One of the things that I've done in creating this model and in this description is to describe a learner-centered model for the planning and presentation of accredited continuing medical education. You as an accredited provider create the opportunity and the construct where a learner can focus on what it is that she wants to do and get out of an activity. But, at the same time, we all understand that there's a provider-centered component to all of this, where you're getting accredited and maintaining your accreditation at a program level. And that accreditation is the result of all your activities taken together in aggregate. So, it's important for me to add in here for you the value of offering this kind of educational activity and that this information and data generated from this kind of activity is hard data in support of your compliance with the Accreditation Criteria. But not every activity has to demonstrate compliance with every criterion.

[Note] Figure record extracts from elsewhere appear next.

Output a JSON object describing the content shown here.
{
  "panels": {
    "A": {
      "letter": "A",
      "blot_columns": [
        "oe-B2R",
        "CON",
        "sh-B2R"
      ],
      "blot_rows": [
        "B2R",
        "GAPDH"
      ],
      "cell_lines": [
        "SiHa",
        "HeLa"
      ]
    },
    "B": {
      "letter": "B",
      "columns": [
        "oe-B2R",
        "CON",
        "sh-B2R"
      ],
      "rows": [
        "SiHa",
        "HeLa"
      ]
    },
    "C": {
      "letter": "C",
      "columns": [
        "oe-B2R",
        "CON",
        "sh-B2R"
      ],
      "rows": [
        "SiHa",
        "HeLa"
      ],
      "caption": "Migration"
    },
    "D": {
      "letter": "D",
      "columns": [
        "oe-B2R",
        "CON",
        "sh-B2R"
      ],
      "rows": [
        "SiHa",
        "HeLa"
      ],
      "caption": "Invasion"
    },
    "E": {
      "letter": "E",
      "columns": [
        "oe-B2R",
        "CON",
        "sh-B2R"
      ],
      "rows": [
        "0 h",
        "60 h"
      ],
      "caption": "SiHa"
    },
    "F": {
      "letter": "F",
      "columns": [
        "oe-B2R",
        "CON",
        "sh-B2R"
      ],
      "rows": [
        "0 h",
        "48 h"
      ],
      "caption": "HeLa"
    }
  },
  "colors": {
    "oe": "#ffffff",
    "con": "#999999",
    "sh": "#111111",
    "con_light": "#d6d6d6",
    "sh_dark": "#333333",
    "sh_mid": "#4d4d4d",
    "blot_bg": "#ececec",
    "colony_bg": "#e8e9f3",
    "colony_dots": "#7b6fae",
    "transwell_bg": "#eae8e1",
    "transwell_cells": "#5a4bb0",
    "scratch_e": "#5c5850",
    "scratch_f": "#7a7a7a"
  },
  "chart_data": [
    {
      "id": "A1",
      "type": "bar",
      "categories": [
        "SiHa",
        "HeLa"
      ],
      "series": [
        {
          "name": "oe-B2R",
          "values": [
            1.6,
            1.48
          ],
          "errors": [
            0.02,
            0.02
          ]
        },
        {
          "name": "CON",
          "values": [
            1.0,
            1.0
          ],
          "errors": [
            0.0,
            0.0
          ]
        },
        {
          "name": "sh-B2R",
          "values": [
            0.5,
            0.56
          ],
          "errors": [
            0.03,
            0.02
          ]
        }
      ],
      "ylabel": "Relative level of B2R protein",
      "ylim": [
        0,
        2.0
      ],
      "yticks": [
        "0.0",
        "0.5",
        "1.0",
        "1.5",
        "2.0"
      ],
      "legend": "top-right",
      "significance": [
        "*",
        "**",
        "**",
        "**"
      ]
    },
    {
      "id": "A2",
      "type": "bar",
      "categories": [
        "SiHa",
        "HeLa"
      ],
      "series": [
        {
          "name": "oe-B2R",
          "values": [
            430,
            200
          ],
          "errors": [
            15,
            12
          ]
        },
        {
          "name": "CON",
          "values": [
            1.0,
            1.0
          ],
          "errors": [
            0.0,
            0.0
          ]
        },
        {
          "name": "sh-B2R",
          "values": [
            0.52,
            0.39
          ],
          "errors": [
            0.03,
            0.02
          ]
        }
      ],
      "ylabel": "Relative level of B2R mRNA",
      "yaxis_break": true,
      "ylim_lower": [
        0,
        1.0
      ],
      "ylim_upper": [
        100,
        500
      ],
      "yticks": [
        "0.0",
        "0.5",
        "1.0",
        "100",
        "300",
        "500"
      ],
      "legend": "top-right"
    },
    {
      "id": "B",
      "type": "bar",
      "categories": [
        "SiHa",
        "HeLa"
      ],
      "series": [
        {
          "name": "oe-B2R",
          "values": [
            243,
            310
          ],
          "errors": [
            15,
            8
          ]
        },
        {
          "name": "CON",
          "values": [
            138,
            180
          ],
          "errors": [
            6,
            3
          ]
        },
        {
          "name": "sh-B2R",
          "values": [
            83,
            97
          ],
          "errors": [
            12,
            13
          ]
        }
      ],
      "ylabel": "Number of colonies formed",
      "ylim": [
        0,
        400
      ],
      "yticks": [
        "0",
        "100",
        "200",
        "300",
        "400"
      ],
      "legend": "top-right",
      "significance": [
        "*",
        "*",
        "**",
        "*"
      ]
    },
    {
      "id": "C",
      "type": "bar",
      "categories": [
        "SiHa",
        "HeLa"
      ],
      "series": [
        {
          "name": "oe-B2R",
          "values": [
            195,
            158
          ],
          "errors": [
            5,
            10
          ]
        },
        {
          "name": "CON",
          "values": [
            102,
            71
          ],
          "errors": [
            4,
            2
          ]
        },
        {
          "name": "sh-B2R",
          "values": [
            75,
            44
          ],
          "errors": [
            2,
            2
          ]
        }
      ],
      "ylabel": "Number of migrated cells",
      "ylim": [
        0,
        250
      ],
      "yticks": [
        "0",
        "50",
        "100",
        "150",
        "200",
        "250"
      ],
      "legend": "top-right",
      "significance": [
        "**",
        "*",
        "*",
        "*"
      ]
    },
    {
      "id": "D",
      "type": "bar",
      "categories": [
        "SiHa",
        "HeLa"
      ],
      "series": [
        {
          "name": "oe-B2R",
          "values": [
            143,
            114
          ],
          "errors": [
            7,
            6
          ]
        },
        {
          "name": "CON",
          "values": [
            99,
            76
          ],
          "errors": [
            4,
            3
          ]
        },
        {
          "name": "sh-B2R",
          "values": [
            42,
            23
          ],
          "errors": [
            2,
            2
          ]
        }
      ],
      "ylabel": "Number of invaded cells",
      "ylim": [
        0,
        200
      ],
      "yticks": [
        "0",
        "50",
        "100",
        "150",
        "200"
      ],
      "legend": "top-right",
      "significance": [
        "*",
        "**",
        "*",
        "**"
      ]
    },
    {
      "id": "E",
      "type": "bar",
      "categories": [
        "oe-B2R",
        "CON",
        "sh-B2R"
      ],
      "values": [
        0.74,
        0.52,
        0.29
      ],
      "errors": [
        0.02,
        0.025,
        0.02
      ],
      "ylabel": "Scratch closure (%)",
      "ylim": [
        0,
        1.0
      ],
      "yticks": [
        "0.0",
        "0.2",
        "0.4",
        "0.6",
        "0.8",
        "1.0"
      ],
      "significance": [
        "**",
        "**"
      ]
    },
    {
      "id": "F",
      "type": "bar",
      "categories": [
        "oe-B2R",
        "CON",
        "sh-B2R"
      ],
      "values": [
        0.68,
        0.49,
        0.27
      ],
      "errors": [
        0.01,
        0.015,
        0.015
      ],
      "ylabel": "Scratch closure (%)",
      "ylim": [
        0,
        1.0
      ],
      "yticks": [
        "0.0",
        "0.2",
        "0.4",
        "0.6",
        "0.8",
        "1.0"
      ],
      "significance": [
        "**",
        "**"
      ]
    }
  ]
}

What I refer to is Criteria 2, 3, 4 and 5; you could see how you could add in Criterion 6 by it being about systems-based practice or medical knowledge, and I talked about the information being generated being used in Criterion 11. That‟s the kind of data and information that's produced at an activity level for you to use in support of your compliance with the Criteria at the provider level, at the program level. Not every criterion for every activity, and the more learner-centered the activities are, the more they'll be focused on Criteria 2, 3, 4, and 5, where you generate information that is appropriate and you use a format that is appropriate for the moment.
So, here you can create an educational activity that meets the ACCME requirement by just creating the circumstances where the learner can integrate their own needs into this learning experience. Maybe they change, maybe they don't, but you're the agent of change by creating a context and a system in which they could implement these varying steps to learn and to potentially change.